The decision hinges on whether the forming operation is cold or warm/hot. A2 is a cold-work tool steel designed for room-temperature stamping, drawing, and forming of steel sheet up to approximately 600 MPa tensile strength β€” it provides a good balance of wear resistance and toughness at 57–62 HRC that suits most production cold-forming operations. H13 is a hot-work tool steel designed for elevated-temperature service (150–600Β°C) β€” it's the correct choice for warm forming (400–700Β°C), hot stamping of press-hardened steel (PHS), or any forming operation where die temperature rises above 200Β°C in steady-state production. Hot-stamped structural parts (door rings, B-pillars, rocker panels) are increasingly common in Toyota's vehicles, and the dies for those parts must be H13 or premium H13 variant to survive the thermal cycling. Specifying A2 for a hot-forming application is a common and costly mistake that results in premature heat checking and catastrophic die failure.

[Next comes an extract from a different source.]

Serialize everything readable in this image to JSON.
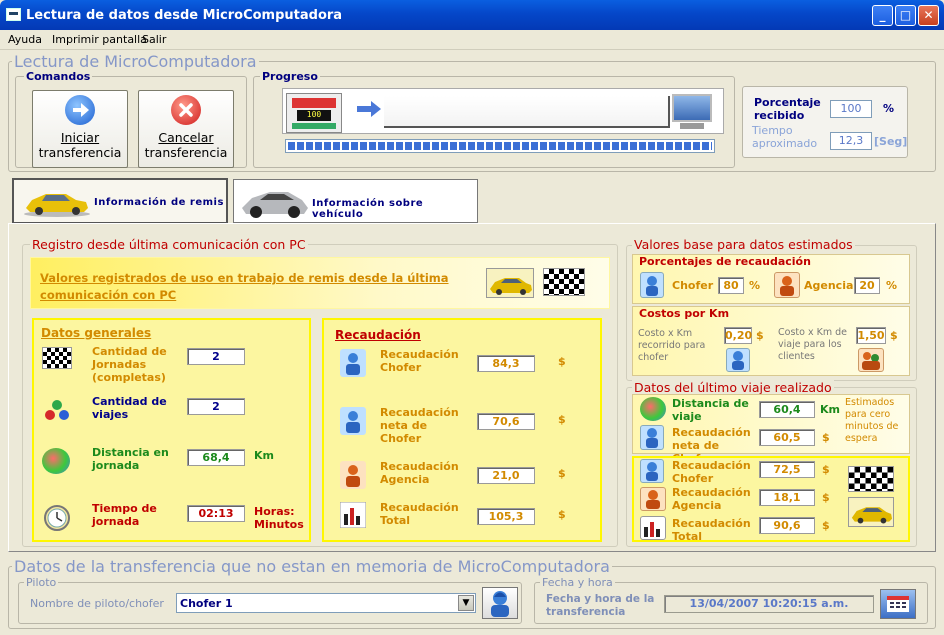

For machined-to-print tool steel components (punches, cavity blocks, inserts), Evansville job shops typically quote 2–4 weeks for prototype quantities (1–5 pieces) in standard grades like A2, D2, or H13, assuming material is in stock. Stock availability for common sizes is generally good through local and regional steel distributors β€” Midwest service centers carry A2 and D2 rounds and flats in common sizes, and H13 is widely stocked in plate form up to 6 in thickness. Less common grades like S7 or specialty premium-remelt variants (Dievar, 8407) may require 1–2 weeks of material lead time on top of machining lead. For production tooling programs β€” progressive dies, multi-cavity mold inserts β€” project timelines of 10–20 weeks from kickoff to first-article approval are realistic and should be planned into new-model program schedules. Rush premiums of 25–50% are standard for compressed timelines.